Holacracy, ad esempio, che è lo strumento utilizzato in Kopernicana, è un sistema operativo costruito per promuovere autonomia e responsabilità, e quindi chiede – non “consente”, ma chiede – a tutti di contribuire alla crescita dell’organizzazione, di costruire insieme il set di regole che aiutano a plasmare l’organizzazione verso prestazioni migliori e incoraggia l’agilità, la reattività, l’adattabilità e la flessibilità.
Ogni regola in un’azienda holocratica nasce da un processo che si definisce “integrativo”, che ottiene inclusione senza essere democratico: non è più il tempo delle lobby, delle decisioni a maggioranza, che danno voce a chi la grida meglio, o più forte, o a chi è capace di crearsi il migliore consenso.
L’obiettivo è assicurare che l’organizzazione diventi anti-fragile, rendendo possibile imparare e svilupparsi da ogni esperienza.
Con decisioni integrative, un’organizzazione può decidere le migliori soluzioni per crescere se stessa con un approccio incrementale e agile: “safe enough for now, good enough to try”.
Una volta scritte, queste regole si applicano a tutti, allo stesso modo: e possono essere nuovamente modificate, da chiunque, ripartendo da capo con il processo integrativo. Si può tornare sui propri passi, migliorare la formulazione, chiarire ulteriormente, rendere maggiormente espliciti i concetti.
Con l’aumento del ventaglio di competenze, la diversity in azienda è un tema ormai scontato, anche quando non progettato: i luoghi di lavoro oggi sono più diversificati e connessi a livello globale che mai.

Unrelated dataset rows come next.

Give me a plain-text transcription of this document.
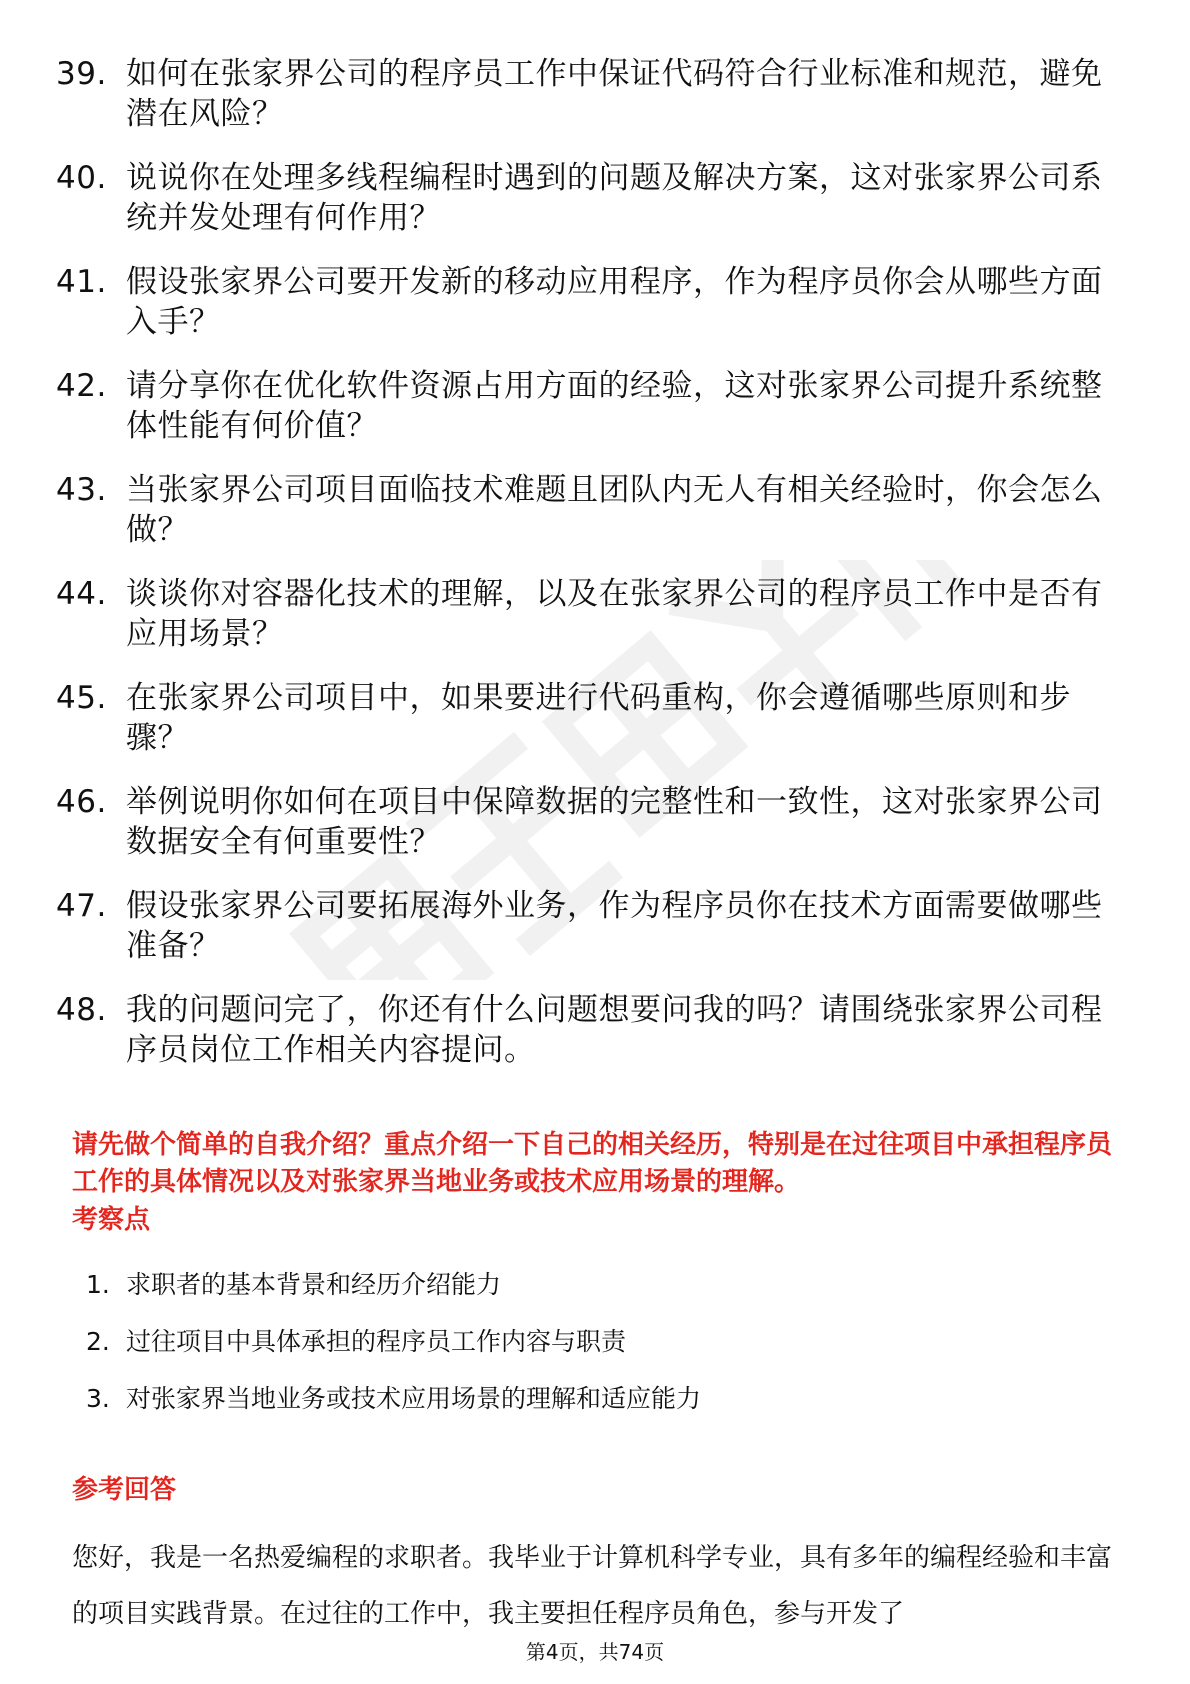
39. 如何在张家界公司的程序员工作中保证代码符合行业标准和规范，避免潜在风险？
40. 说说你在处理多线程编程时遇到的问题及解决方案，这对张家界公司系统并发处理有何作用？
41. 假设张家界公司要开发新的移动应用程序，作为程序员你会从哪些方面入手？
42. 请分享你在优化软件资源占用方面的经验，这对张家界公司提升系统整体性能有何价值？
43. 当张家界公司项目面临技术难题且团队内无人有相关经验时，你会怎么做？
44. 谈谈你对容器化技术的理解，以及在张家界公司的程序员工作中是否有应用场景？
45. 在张家界公司项目中，如果要进行代码重构，你会遵循哪些原则和步骤？
46. 举例说明你如何在项目中保障数据的完整性和一致性，这对张家界公司数据安全有何重要性？
47. 假设张家界公司要拓展海外业务，作为程序员你在技术方面需要做哪些准备？
48. 我的问题问完了，你还有什么问题想要问我的吗？请围绕张家界公司程序员岗位工作相关内容提问。

请先做个简单的自我介绍？重点介绍一下自己的相关经历，特别是在过往项目中承担程序员工作的具体情况以及对张家界当地业务或技术应用场景的理解。

考察点
1. 求职者的基本背景和经历介绍能力
2. 过往项目中具体承担的程序员工作内容与职责
3. 对张家界当地业务或技术应用场景的理解和适应能力
参考回答

您好，我是一名热爱编程的求职者。我毕业于计算机科学专业，具有多年的编程经验和丰富的项目实践背景。在过往的工作中，我主要担任程序员角色，参与开发了

第4页，共74页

In questa complessità, attingere all’intelligenza collettiva consente alle aziende di massimizzare il potenziale di ogni persona e di migliorare continuamente le prospettive.

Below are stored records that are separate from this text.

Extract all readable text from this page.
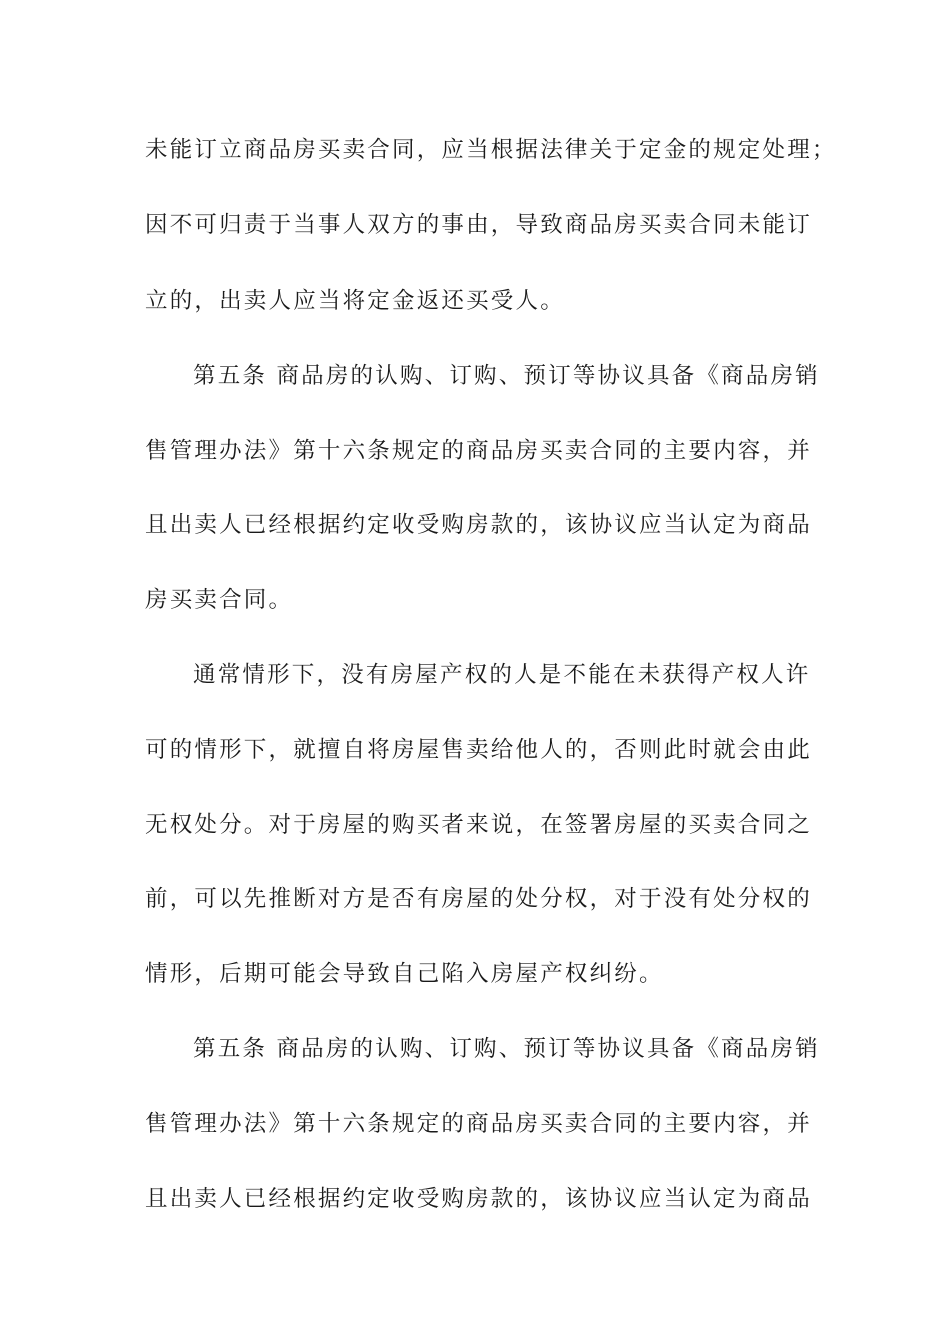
未能订立商品房买卖合同，应当根据法律关于定金的规定处理；
因不可归责于当事人双方的事由，导致商品房买卖合同未能订
立的，出卖人应当将定金返还买受人。
第五条 商品房的认购、订购、预订等协议具备《商品房销
售管理办法》第十六条规定的商品房买卖合同的主要内容，并
且出卖人已经根据约定收受购房款的，该协议应当认定为商品
房买卖合同。
通常情形下，没有房屋产权的人是不能在未获得产权人许
可的情形下，就擅自将房屋售卖给他人的，否则此时就会由此
无权处分。对于房屋的购买者来说，在签署房屋的买卖合同之
前，可以先推断对方是否有房屋的处分权，对于没有处分权的
情形，后期可能会导致自己陷入房屋产权纠纷。
第五条 商品房的认购、订购、预订等协议具备《商品房销
售管理办法》第十六条规定的商品房买卖合同的主要内容，并
且出卖人已经根据约定收受购房款的，该协议应当认定为商品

Inoltre, Holacracy porta a distribuire i ruoli sulla base dell’esperienza e delle capacità dei dipendenti piuttosto che della forza, dell’anzianità o dell’ambizione, promuovendo al loro posto l’autonomia e la responsabilità, e quindi consente alle persone di avere maggiore padronanza dei ruoli e migliorarli, chiarirli, costantemente.
È difficile quindi parlare di D&I in un sistema holocratico, perché Holacracy è un sistema che aiuta le organizzazioni a essere naturalmente più aperte e agili.
Promuove la diversità e l’inclusione aiutando i membri del team a integrare nuove prospettive.
Autogestione, self management, non sono anarchia (come chiedono spesso alcuni): è compito del circle lead (una sorta di team manager) assicurarsi che le azioni delle persone e le decisioni del team siano in linea con il purpose e gli obiettivi dell’azienda.
Il tradizionale sistema piramidale, col suo classico clima tossico, è sostituito in Holacracy da un sistema di circles che coesistono tra loro, in cui il management ha meno potere e i dipendenti sono totalmente responsabili dei loro ruoli e delle proprie attività. Sono le riunioni, (tactical e governance meeting) il luogo dove l’intelligenza collettiva diventa il vero veicolo di permanente innovazione e miglioramento. L’azienda, in questo processo di miglioramento continuo non è più legata ad un regolamento e ad un organigramma che invecchiano nel tempo diventando rapidamente obsoleti, ma che si adatta continuamente alla storia e alle sue esigenze e caratteristiche.
In un sistema non gerarchico, in cui tutti sono autonomi nella gestione delle proprie responsabilità per il raggiungimento del purpose aziendale, in cui l’azienda è in continua evoluzione, quello che diventa ovvio è che ogni persona contribuisce con quel che è – veramente, e in pieno – e consapevolmente sceglie di promuovere gli altri intorno a sè come farebbe con sé stessa.
Il valore di un buon lavoro di D&I è quindi connesso alla consapevolezza di ciascuno: la consapevolezza di sé, del proprio ruolo in azienda, della propria partecipazione alla realizzazione del purpose aziendale.
Holacracy porta l’inclusione a un nuovo capitolo.